Que penser de tout cela ? D’abord, redisons-le, Notre-Dame de Chrétienté ne dispose d’aucune information directe. Nous n’avons été contactés par aucune autorité ecclésiastique. Nous aussi ne faisons que commenter les rumeurs.
« Braves gens, prenez garde aux choses que vous dites ! Tout peut sortir d’un mot qu’en passant vous perdîtes… Et ne m’objectez pas que vos amis sont sûrs, Et que vous parlez bas »(1).
Ces rumeurs sont-elles réalistes ? Il nous faut bien répondre positivement puisque les pèlerinages frères de Notre-Dame de Chrétienté de Covadonga (Espagne) et Lujan (Argentine) ont subi récemment des interdictions de cathédrale.
Cette nouvelle persécution est-elle importante pour l’organisation du prochain pèlerinage ? En aucune manière. Une interdiction serait incomprise par les catholiques de France, sans oublier les pèlerins étrangers si nombreux à Chartres puisque notre notoriété dépasse largement les milieux français.
Est-ce vraiment important pour les pèlerins, marcheurs ou organisateurs, d’être interdits de cathédrale ? Je ne le crois pas. En revanche, comme je le disais au journal la Croix, ce serait une tristesse à défaut d’un étonnement.
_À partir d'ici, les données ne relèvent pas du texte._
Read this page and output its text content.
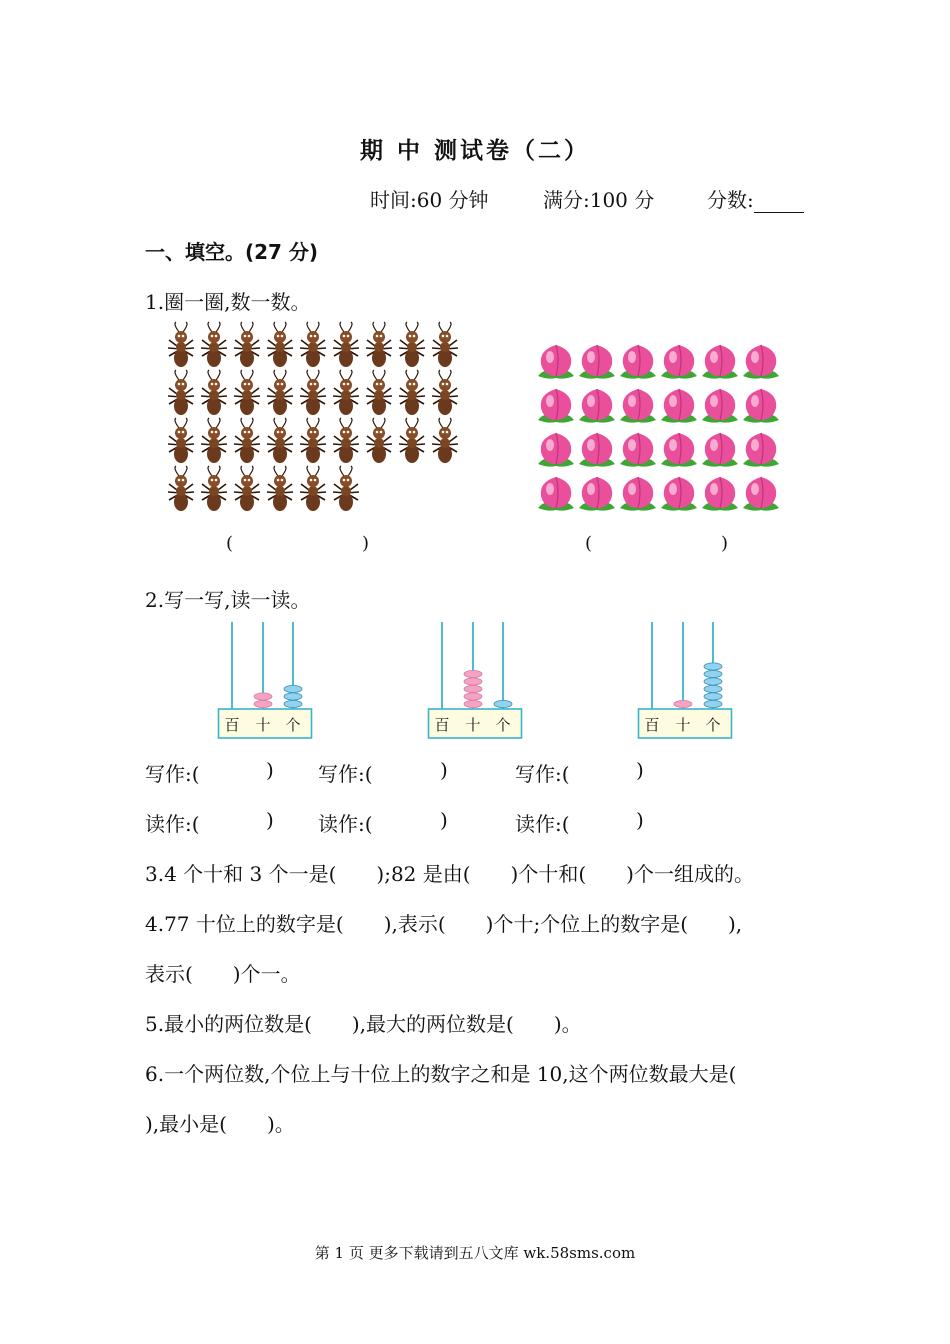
期 中 测试卷（二）
时间:60 分钟	满分:100 分	分数:
一、填空。(27 分)
1.圈一圈,数一数。
(	)	(	)
2.写一写,读一读。
百 十 个	百 十 个	百 十 个
写作:(	) 写作:(	)	写作:(	)
读作:(	) 读作:(	)	读作:(	)
3.4 个十和 3 个一是(　　);82 是由(　　)个十和(　　)个一组成的。
4.77 十位上的数字是(　　),表示(　　)个十;个位上的数字是(　　),
表示(　　)个一。
5.最小的两位数是(　　),最大的两位数是(　　)。
6.一个两位数,个位上与十位上的数字之和是 10,这个两位数最大是(
),最小是(　　)。
第 1 页 更多下载请到五八文库 wk.58sms.com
Si j’ai bien compris la mécanique vaticane : le Dicastère pour le Culte Divin et la discipline des Sacrements se prononcerait à la demande de l’évêque du lieu l’interrogeant sur l’autorisation de célébrer une messe tridentine dans la cathédrale. Le cardinal Roche, préfet de ce Dicastère, est connu pour son animosité envers la liturgie traditionnelle qui semble pour lui l’un des graves problèmes de l’Eglise du XXIe siècle. Il ne faudrait pas s’étonner que le Dicastère préconise l’application du rescrit du pape François du 21 février 2023 pour interdire une messe de rite tridentin dans la cathédrale de Chartres. Je ne suis pas du tout certain que le Saint-Père soutienne ce zèle administratif mais le motu proprio Traditionis Custodes a bien été voulu par lui.
Les observateurs de toutes tendances ont du mal à penser que cette machinerie répressive soit motivée par le salut des âmes. Cet imbroglio ne nous impressionne en rien. Armé du seul « sens de la foi des fidèles », le bon sens catholique, l’un des thèmes de prédilection du pape François, nous ne croyons pas que cet autoritarisme cléricalisant soit utile au salut des âmes. Notre expérience de pèlerin de terrain, de père de famille, de catholique de base nous fait penser exactement le contraire. Lors de notre dernier pèlerinage, nous avions lancé en ce sens une supplique au Saint Père, lors de la messe de Pentecôte célébrée aux Courlis.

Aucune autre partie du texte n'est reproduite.